About [[MediaWiki:Srf paramdesc headersep/en]]

Should we translate "headers", "show", and "plain"? Thanks!

Toliño Fala aquí comigo 14:52, 15 November 2011

No, since headers is a parameter and show and plain a parameter setting. I have added a /qqq Cheers

[[kgh]] (talk)14:56, 15 November 2011
 

Such litteral technical values to keep as is should have been marked up explicitly within <code>...</code> tags, because they don't belong to the same language.

Verdy p (talk)00:04, 21 November 2011

This does not make sense here since these are markup parameters. A /qqq is thus sufficient and should have been provided.
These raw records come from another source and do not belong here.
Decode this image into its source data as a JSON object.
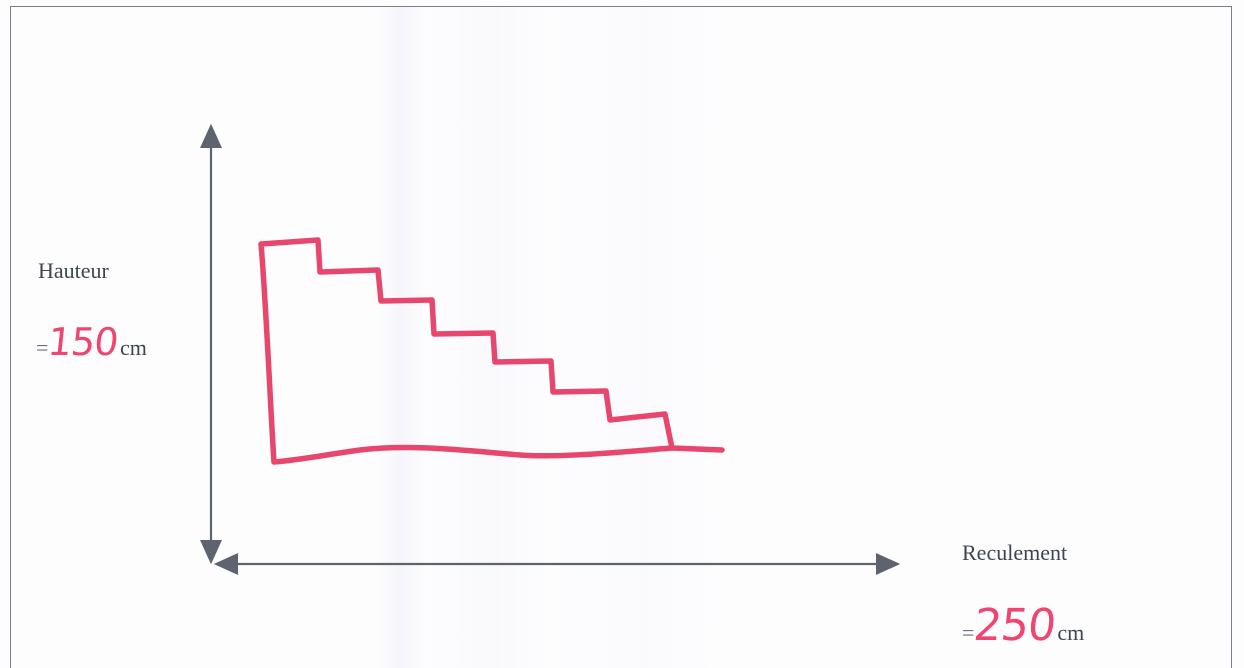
{
  "height_label": {
    "title": "Hauteur",
    "equals": "=",
    "value": "150",
    "unit": "cm"
  },
  "depth_label": {
    "title": "Reculement",
    "equals": "=",
    "value": "250",
    "unit": "cm"
  },
  "colors": {
    "axis": "#5d6470",
    "staircase": "#e8476d",
    "handwriting": "#ee4670",
    "text": "#3e4552"
  },
  "staircase": {
    "steps": 7
  }
}
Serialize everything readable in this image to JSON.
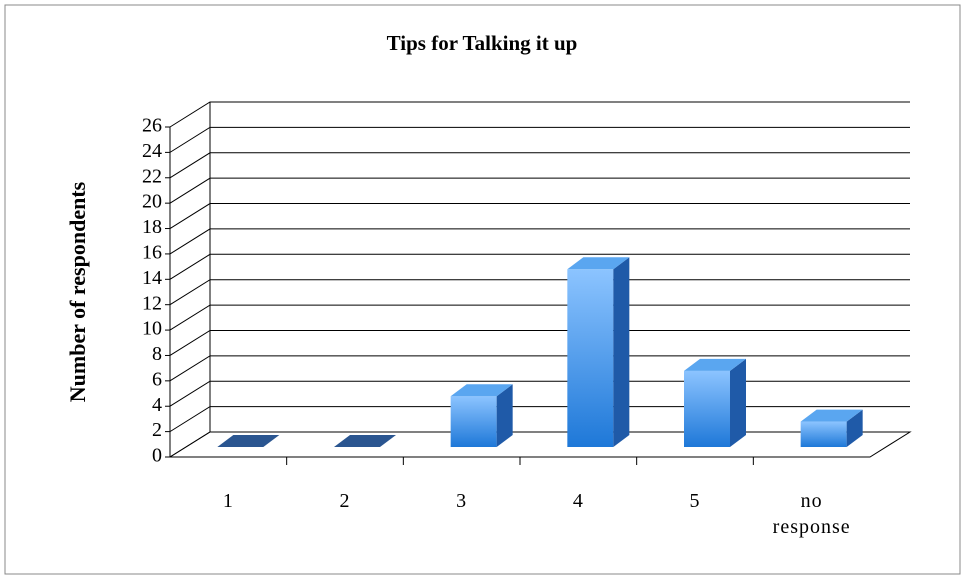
{
  "chart_data": {
    "type": "bar3d",
    "title": "Tips for Talking it up",
    "y_label": "Number of respondents",
    "categories": [
      "1",
      "2",
      "3",
      "4",
      "5",
      "no response"
    ],
    "values": [
      0,
      0,
      4,
      14,
      6,
      2
    ],
    "color": "#3d8fe0",
    "ylim": [
      0,
      26
    ],
    "yticks": [
      0,
      2,
      4,
      6,
      8,
      10,
      12,
      14,
      16,
      18,
      20,
      22,
      24,
      26
    ],
    "grid": true
  }
}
[[kgh]] (talk)00:13, 21 November 2011

You don't understand: the terms themselves are in technical English, and are to be also understood literally, so this requires a change of presnetation and explicit markup that they are NOT in the same language as the containing sentence (which will be in any humane language). Use the "code" HTML element makes this explicit, including for final readers that will see explicitly that they are litteral with the presentation (and actually, the ASCII quotes are then not needed, and would be incorrect in many languages, as this is not a linguistic quotation. The "code" HTML element is needed for semantic reasons as well, because we connot really mark the terms as being real English using a lang= attribute, intended for humane language and not computer programs or scripts or internal processing data. It also alerts any automated translation machine that would see the message, that this part should not be translated but kept litterally; the quotes do not indicate that explicitly.

Verdy p (talk)00:20, 21 November 2011

Thank your for your explanation. Cheers

[[kgh]] (talk)01:00, 21 November 2011
 

Off-topic question, but it fits so nicely: Since the non-lingual parameters "header", etc. here are nevertheless taken from the English language, can we use <code lang="en">...</code> on them, so as to give a hint to acoustic screen readers that they can be pronouced as English words? Otherwise they would likely be spelled out - which is not bad, but maybe less understandable in general?

Purodha Blissenbach (talk)11:45, 16 December 2011

purodha, this definitely needs a bug filed if you want it to be dealt with.